Cette ligne de conduite a été magistralement consolidée par l’intervention du Président de la CSCCA, Me Rogavil BOISGUÉNÉ. Dans un discours d’une rare précision morale et institutionnelle, il a tenu à rappeler que les vérificateurs sont des agents de contrôle : ils incarnent la rigueur budgétaire, l’exigence de régularité, le devoir de rendre compte. Par conséquent, ils doivent, plus que quiconque, incarner le respect de la loi. « Un vérificateur ne peut se permettre d’être en porte-à-faux avec la loi sur la déclaration de patrimoine », a-t-il martelé, ajoutant que « tout un chacun peut, un jour ou l’autre, faire objet d’une enquête pour corruption ». En d’autres termes, le statut d’agent de contrôle ne dispense pas du contrôle. Il l’impose même.
Il faut ici saluer l’élévation du ton. En affirmant que la CSCCA ne tolérera aucune entorse à cette obligation de transparence, Me BOISGUÉNÉ ne s’adresse pas uniquement à ses collaborateurs ; il adresse un message plus vaste à la République tout entière : le contrôle commence par soi. Cette cohérence entre le discours institutionnel et l’acte administratif, encore trop rare en Haïti, donne à cette journée une portée inédite. Elle contribue à restaurer un principe fondamental de l’éthique publique : nul ne peut réclamer de la probité sans d’abord la pratiquer.
Cette action s’inscrit dans une vision plus large de redressement institutionnel. En effet, la CSCCA, instance supérieure de contrôle des dépenses publiques, ne saurait inspirer confiance sans s’astreindre elle-même à l’exigence qu’elle impose aux autres. Dans son rôle de garant de l’intégrité financière de l’État, elle ne peut tolérer que ses agents soient exposés au soupçon. La déclaration de patrimoine, loin d’être une simple formalité, devient ici un acte fondateur, un rite d’entrée dans la fonction publique moderne.
Au-delà du geste administratif, c’est une posture républicaine qui se dessine.

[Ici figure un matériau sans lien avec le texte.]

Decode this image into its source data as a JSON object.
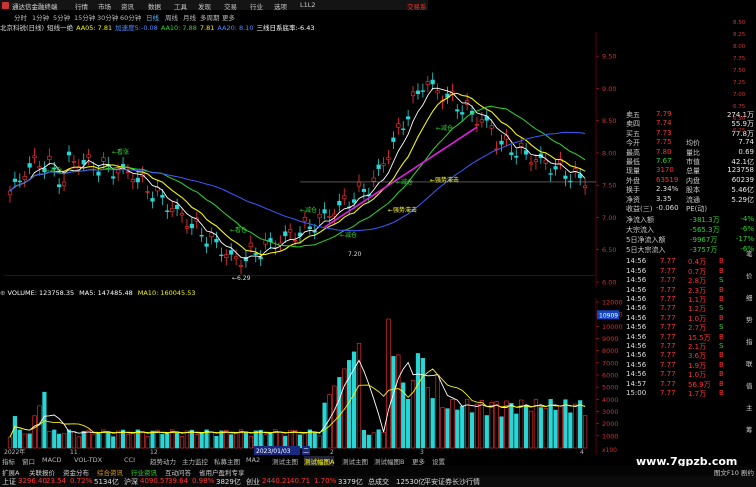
{
  "titlebar": {
    "app_title": "通达信金融终端",
    "menus": [
      "行情",
      "市场",
      "资讯",
      "数据",
      "工具",
      "发现",
      "交易",
      "行业",
      "选项",
      "L1L2"
    ],
    "trade_label": "交易系"
  },
  "periods": {
    "items": [
      "分时",
      "1分钟",
      "5分钟",
      "15分钟",
      "30分钟",
      "60分钟",
      "日线",
      "周线",
      "月线",
      "多周期",
      "更多"
    ],
    "active": "日线"
  },
  "formula_bar": {
    "stock": "北京科锐(日线)",
    "indicator": "短线一绝",
    "items": [
      {
        "text": "AA05: 7.81",
        "color": "#f4f40c"
      },
      {
        "text": "加速度5:-0.08",
        "color": "#4f8cff"
      },
      {
        "text": "AA10: 7.88",
        "color": "#2fd52f"
      },
      {
        "text": "7.81",
        "color": "#f4f40c"
      },
      {
        "text": "AA20: 8.10",
        "color": "#4f8cff"
      },
      {
        "text": "三线日系底率:-6.43",
        "color": "#ffffff"
      }
    ]
  },
  "price_axis": [
    "9.50",
    "9.00",
    "8.50",
    "8.00",
    "7.50",
    "7.00",
    "6.50",
    "6.00"
  ],
  "chart_annotations": {
    "buy_labels": [
      "←减仓",
      "←看涨",
      "←看仓",
      "←减仓",
      "←减仓",
      "←减仓",
      "←减仓"
    ],
    "stop_labels": [
      "←强势滞击",
      "←强势滞击"
    ],
    "low_price_label": "←6.29",
    "mid_price_label": "7.20"
  },
  "volume": {
    "header": [
      {
        "text": "VOLUME: 123758.35",
        "color": "#ffffff"
      },
      {
        "text": "MA5: 147485.48",
        "color": "#ffffff"
      },
      {
        "text": "MA10: 160045.53",
        "color": "#f4f40c"
      }
    ],
    "axis": [
      "12000",
      "11000",
      "10000",
      "9000",
      "8000",
      "7000",
      "6000",
      "5000",
      "4000",
      "3000",
      "2000",
      "1000"
    ],
    "axis_unit": "x100",
    "current_tag": "10909"
  },
  "date_labels": {
    "year": "2022年",
    "months": [
      "11",
      "12",
      "2",
      "3"
    ],
    "cursor_date": "2023/01/03",
    "cursor_day": "二",
    "right_mark": "4"
  },
  "quote": {
    "rows": [
      {
        "label": "卖五",
        "value": "7.79",
        "value_color": "#ff3333",
        "label2": "",
        "value2": "274.1万"
      },
      {
        "label": "卖四",
        "value": "7.74",
        "value_color": "#ff3333",
        "label2": "",
        "value2": "55.9万"
      },
      {
        "label": "买五",
        "value": "7.73",
        "value_color": "#ff3333",
        "label2": "",
        "value2": "77.8万"
      },
      {
        "label": "今开",
        "value": "7.75",
        "value_color": "#ff3333",
        "label2": "均价",
        "value2": "7.74"
      },
      {
        "label": "最高",
        "value": "7.80",
        "value_color": "#ff3333",
        "label2": "量比",
        "value2": "0.69"
      },
      {
        "label": "最低",
        "value": "7.67",
        "value_color": "#2fd52f",
        "label2": "市值",
        "value2": "42.1亿"
      },
      {
        "label": "现量",
        "value": "3170",
        "value_color": "#ff3333",
        "label2": "总量",
        "value2": "123758"
      },
      {
        "label": "外盘",
        "value": "63519",
        "value_color": "#ff3333",
        "label2": "内盘",
        "value2": "60239"
      },
      {
        "label": "换手",
        "value": "2.34%",
        "value_color": "#dddddd",
        "label2": "股本",
        "value2": "5.46亿"
      },
      {
        "label": "净资",
        "value": "3.35",
        "value_color": "#dddddd",
        "label2": "流通",
        "value2": "5.29亿"
      },
      {
        "label": "收益(三)",
        "value": "-0.060",
        "value_color": "#dddddd",
        "label2": "PE(动)",
        "value2": ""
      }
    ],
    "flow": [
      {
        "label": "净流入额",
        "value": "-381.3万",
        "pct": "-4%"
      },
      {
        "label": "大宗流入",
        "value": "-565.3万",
        "pct": "-6%"
      },
      {
        "label": "5日净流入额",
        "value": "-9967万",
        "pct": "-17%"
      },
      {
        "label": "5日大宗流入",
        "value": "-3757万",
        "pct": "-6%"
      }
    ],
    "right_axis": [
      "8.50",
      "8.25",
      "8.00",
      "7.75",
      "7.50",
      "7.25",
      "7.00",
      "6.75",
      "6.50",
      "6.25"
    ],
    "trades": [
      {
        "time": "14:56",
        "price": "7.77",
        "vol": "0.4万",
        "side": "B"
      },
      {
        "time": "14:56",
        "price": "7.77",
        "vol": "0.7万",
        "side": "B"
      },
      {
        "time": "14:56",
        "price": "7.77",
        "vol": "2.8万",
        "side": "S"
      },
      {
        "time": "14:56",
        "price": "7.77",
        "vol": "2.3万",
        "side": "B"
      },
      {
        "time": "14:56",
        "price": "7.77",
        "vol": "1.1万",
        "side": "B"
      },
      {
        "time": "14:56",
        "price": "7.77",
        "vol": "1.2万",
        "side": "S"
      },
      {
        "time": "14:56",
        "price": "7.77",
        "vol": "1.0万",
        "side": "B"
      },
      {
        "time": "14:56",
        "price": "7.77",
        "vol": "2.7万",
        "side": "S"
      },
      {
        "time": "14:56",
        "price": "7.77",
        "vol": "15.5万",
        "side": "B"
      },
      {
        "time": "14:56",
        "price": "7.77",
        "vol": "2.1万",
        "side": "S"
      },
      {
        "time": "14:56",
        "price": "7.77",
        "vol": "3.6万",
        "side": "B"
      },
      {
        "time": "14:56",
        "price": "7.77",
        "vol": "1.9万",
        "side": "B"
      },
      {
        "time": "14:56",
        "price": "7.77",
        "vol": "1.0万",
        "side": "B"
      },
      {
        "time": "14:57",
        "price": "7.77",
        "vol": "56.9万",
        "side": "B"
      },
      {
        "time": "15:00",
        "price": "7.77",
        "vol": "1.7万",
        "side": "B"
      }
    ],
    "side_tags": [
      "笔",
      "价",
      "细",
      "势",
      "指",
      "联",
      "值",
      "主",
      "筹"
    ]
  },
  "bottom_tabs": {
    "items": [
      "指标",
      "窗口",
      "MACD",
      "VOL-TDX",
      "CCI",
      "趋势动力",
      "主力监控",
      "私募主图",
      "MA2",
      "测试主图",
      "测试幅图A",
      "测试主图",
      "测试幅图B",
      "更多",
      "设置"
    ],
    "active": "测试幅图A"
  },
  "toolbar2": {
    "items": [
      {
        "text": "扩展A",
        "color": "#cccccc"
      },
      {
        "text": "关联报价",
        "color": "#cccccc"
      },
      {
        "text": "资金分布",
        "color": "#cccccc"
      },
      {
        "text": "综合资讯",
        "color": "#e0a020"
      },
      {
        "text": "行业资讯",
        "color": "#2fd52f"
      },
      {
        "text": "互动问答",
        "color": "#cccccc"
      },
      {
        "text": "省用户盈利专享",
        "color": "#cccccc"
      }
    ],
    "right": "图文F10 剧约"
  },
  "statusbar": {
    "indices": [
      {
        "name": "上证",
        "value": "3296.40",
        "change": "23.54",
        "pct": "0.72%",
        "amount": "5134亿"
      },
      {
        "name": "沪深",
        "value": "4090.57",
        "change": "39.64",
        "pct": "0.98%",
        "amount": "3829亿"
      },
      {
        "name": "创业",
        "value": "2440.21",
        "change": "40.71",
        "pct": "1.70%",
        "amount": "3379亿"
      }
    ],
    "extra_label": "总成交",
    "extra_value": "12530亿",
    "ticker": "平安证券长沙行情"
  },
  "watermark": "www.7gpzb.com",
  "colors": {
    "up": "#ff3333",
    "down": "#28d6d6",
    "ma_white": "#ffffff",
    "ma_yellow": "#f4f40c",
    "ma_green": "#2fd52f",
    "ma_blue": "#3b5bff",
    "ma_magenta": "#e020e0"
  }
}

Elle est d’autant plus nécessaire que le pays traverse une crise multidimensionnelle – morale, sociale, politique – où le relâchement des normes a progressivement disqualifié la parole publique. Dans ce paysage érodé, tout geste d’intégrité devient un acte de résistance.
Cette journée du 29 juillet 2025 restera sans doute comme l’un de ces rares moments où la République a rappelé qu’elle pouvait encore se montrer digne, lorsque ses institutions coopèrent dans le respect de la loi et le service de l’intérêt général. Elle rappelle aussi que les grandes réformes ne naissent pas toujours de projets grandiloquents, mais parfois de gestes simples, accomplis avec constance et conviction.
L’ULCC, de son côté, confirme son rôle central dans le rétablissement de l’État de droit. En offrant aux institutions un cadre opérationnel pour remplir leurs obligations, elle ne se contente pas de punir : elle facilite, elle accompagne, elle éduque. Ce rôle, trop souvent méconnu, est pourtant essentiel pour que les obligations de transparence deviennent des réflexes, et non des contraintes.
L’exemple donné par la CSCCA doit désormais être amplifié. Il revient à chaque responsable d’institution, à chaque haut cadre de l’État, de comprendre que la République ne peut survivre sans une éthique publique exigeante. La loi ne doit plus être vécue comme une menace, mais comme une boussole. Et cette boussole, il faut désormais l’imposer, la faire respecter, et l’incarner.